How modern bikes are made greener

Do you know what OBD is, how it works. Do you know the difference between the Cat on your bike and the cat on your sofa? Step inside

OBD IS ON-board diagnostics. If you were looking to one avenue of motorcycle development that's come on in leaps and bounds these last few decades then this is it.

Forget radial brakes (although they are of course excellent). Forget dual compound tyres. Forget even the matter of screwing something like 200bhp out of a road-going litre-capacity motor. No, the leading technological advancement of this new century is electronic.

OBD development has been led by the ever-tightening emission regulations. And while those regs continue to cause problems for manufacturers - we're talking ugly matters like shitty jerky throttle response, eg, Yamaha FZ1, BMW K1200S - there has also been a fair gain in other dynamic performance areas. So we can be greener motorcyclists but also more controlled and faster motorcyclists.

Go back 30-odd years and the matter of fuel and spark was quite straightforward and almost entirely mechanical.

Fuel was fed via a carburettor or multiple carburettors. Spark came via a magneto-generator and contact breaker points.

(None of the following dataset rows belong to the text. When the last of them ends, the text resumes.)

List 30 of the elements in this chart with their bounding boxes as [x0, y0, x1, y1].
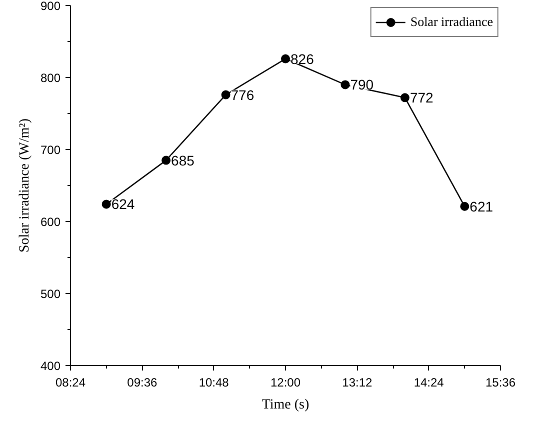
data-label: 772	[410, 90, 434, 106]
y-axis-title: Solar irradiance (W/m²)	[17, 118, 32, 253]
point	[340, 80, 350, 90]
data-label: 790	[350, 76, 374, 93]
y-tick-label: 700	[40, 143, 61, 157]
x-tick-label: 09:36	[127, 376, 158, 390]
y-tick-label: 500	[40, 287, 61, 301]
point	[221, 90, 230, 100]
x-axis-title: Time (s)	[262, 398, 310, 412]
data-label: 776	[230, 86, 254, 103]
y-tick-label: 900	[40, 0, 61, 13]
x-tick-label: 13:12	[342, 376, 373, 390]
x-tick-label: 10:48	[198, 376, 230, 390]
data-label: 624	[111, 196, 135, 212]
x-tick-label: 08:24	[55, 376, 86, 390]
point	[400, 93, 410, 102]
y-tick-label: 400	[40, 359, 61, 373]
x-tick-label: 14:24	[414, 376, 444, 390]
point	[102, 200, 111, 209]
point	[460, 202, 470, 211]
point	[281, 54, 290, 64]
x-tick-label: 15:36	[485, 376, 516, 390]
data-label: 685	[171, 152, 195, 168]
y-tick-label: 800	[40, 71, 61, 85]
data-label: 826	[290, 50, 314, 67]
point	[162, 156, 171, 165]
data-label: 621	[470, 198, 494, 214]
legend-label: Solar irradiance	[410, 14, 493, 30]
x-tick-label: 12:00	[270, 376, 301, 390]
y-tick-label: 600	[40, 215, 61, 229]
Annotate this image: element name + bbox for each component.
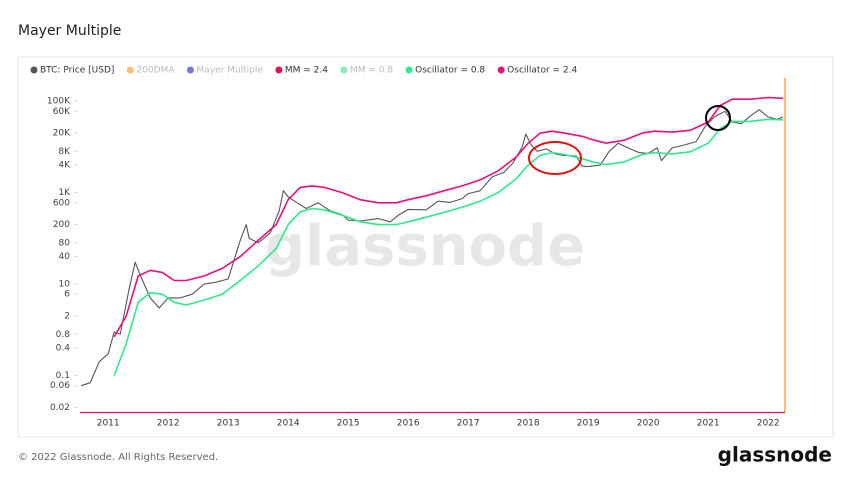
legend-label[interactable]: BTC: Price [USD] — [40, 66, 114, 76]
legend-label[interactable]: 200DMA — [136, 66, 175, 76]
legend-label[interactable]: MM = 2.4 — [285, 66, 328, 76]
y-tick-label: 200 — [53, 220, 70, 230]
y-tick-label: 600 — [53, 198, 70, 208]
y-tick-label: 0.1 — [56, 371, 70, 381]
x-tick-label: 2014 — [277, 419, 300, 429]
y-tick-label: 2 — [64, 312, 70, 322]
x-tick-label: 2020 — [637, 419, 660, 429]
series-line — [113, 118, 784, 376]
x-tick-label: 2017 — [457, 419, 480, 429]
logo: glassnode — [718, 443, 832, 467]
x-tick-label: 2012 — [157, 419, 180, 429]
x-tick-label: 2013 — [217, 419, 240, 429]
y-tick-label: 6 — [64, 290, 70, 300]
x-tick-label: 2022 — [757, 419, 780, 429]
y-tick-label: 0.8 — [56, 330, 71, 340]
highlight-ellipse — [528, 141, 582, 175]
y-tick-label: 80 — [59, 238, 71, 248]
legend-marker[interactable] — [126, 66, 134, 74]
legend-marker[interactable] — [275, 66, 283, 74]
y-tick-label: 40 — [59, 252, 71, 262]
legend-label[interactable]: Mayer Multiple — [196, 66, 263, 76]
x-tick-label: 2016 — [397, 419, 420, 429]
legend-marker[interactable] — [340, 66, 348, 74]
y-tick-label: 20K — [53, 129, 71, 139]
y-tick-label: 4K — [58, 161, 71, 171]
chart-frame — [17, 56, 834, 438]
highlight-circle — [705, 105, 731, 131]
x-tick-label: 2015 — [337, 419, 360, 429]
legend-marker[interactable] — [497, 66, 505, 74]
watermark: glassnode — [265, 214, 585, 279]
y-tick-label: 0.06 — [50, 381, 70, 391]
x-tick-label: 2021 — [697, 419, 720, 429]
footer: © 2022 Glassnode. All Rights Reserved. — [18, 452, 218, 463]
x-tick-label: 2018 — [517, 419, 540, 429]
series-line — [113, 96, 784, 338]
legend-label[interactable]: MM = 0.8 — [350, 66, 393, 76]
y-tick-label: 8K — [58, 147, 71, 157]
chart-title: Mayer Multiple — [18, 23, 121, 39]
x-tick-label: 2019 — [577, 419, 600, 429]
y-tick-label: 10 — [59, 280, 71, 290]
y-tick-label: 1K — [58, 188, 71, 198]
legend-label[interactable]: Oscillator = 0.8 — [415, 66, 485, 76]
y-tick-label: 60K — [53, 107, 71, 117]
x-tick-label: 2011 — [97, 419, 120, 429]
y-tick-label: 100K — [47, 97, 71, 107]
legend-marker[interactable] — [405, 66, 413, 74]
legend-marker[interactable] — [186, 66, 194, 74]
legend-label[interactable]: Oscillator = 2.4 — [507, 66, 577, 76]
y-tick-label: 0.4 — [56, 344, 71, 354]
legend-marker[interactable] — [30, 66, 38, 74]
y-tick-label: 0.02 — [50, 403, 70, 413]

In the 70s bikes almost entirely converted to electronic ignition. The Japs had it, then even the old Brit bikes were converted thanks to the like of Lucas 'Rita' and Boyer 'Bransden' aftermarket ignitions, which offered electronic control of advance and retard of the timing.

Fuel injection arrived at or around 1980 with bikes like Kawasaki's Z1000, but universal adoption would not arrive for at least two decades. Part of the slowness in adoption was the limited processing power
of early Electronic Control Units (ECU) that accompanied the fuel injection. Carburettors could then still give comparable, if not superior, performance and tune-ability.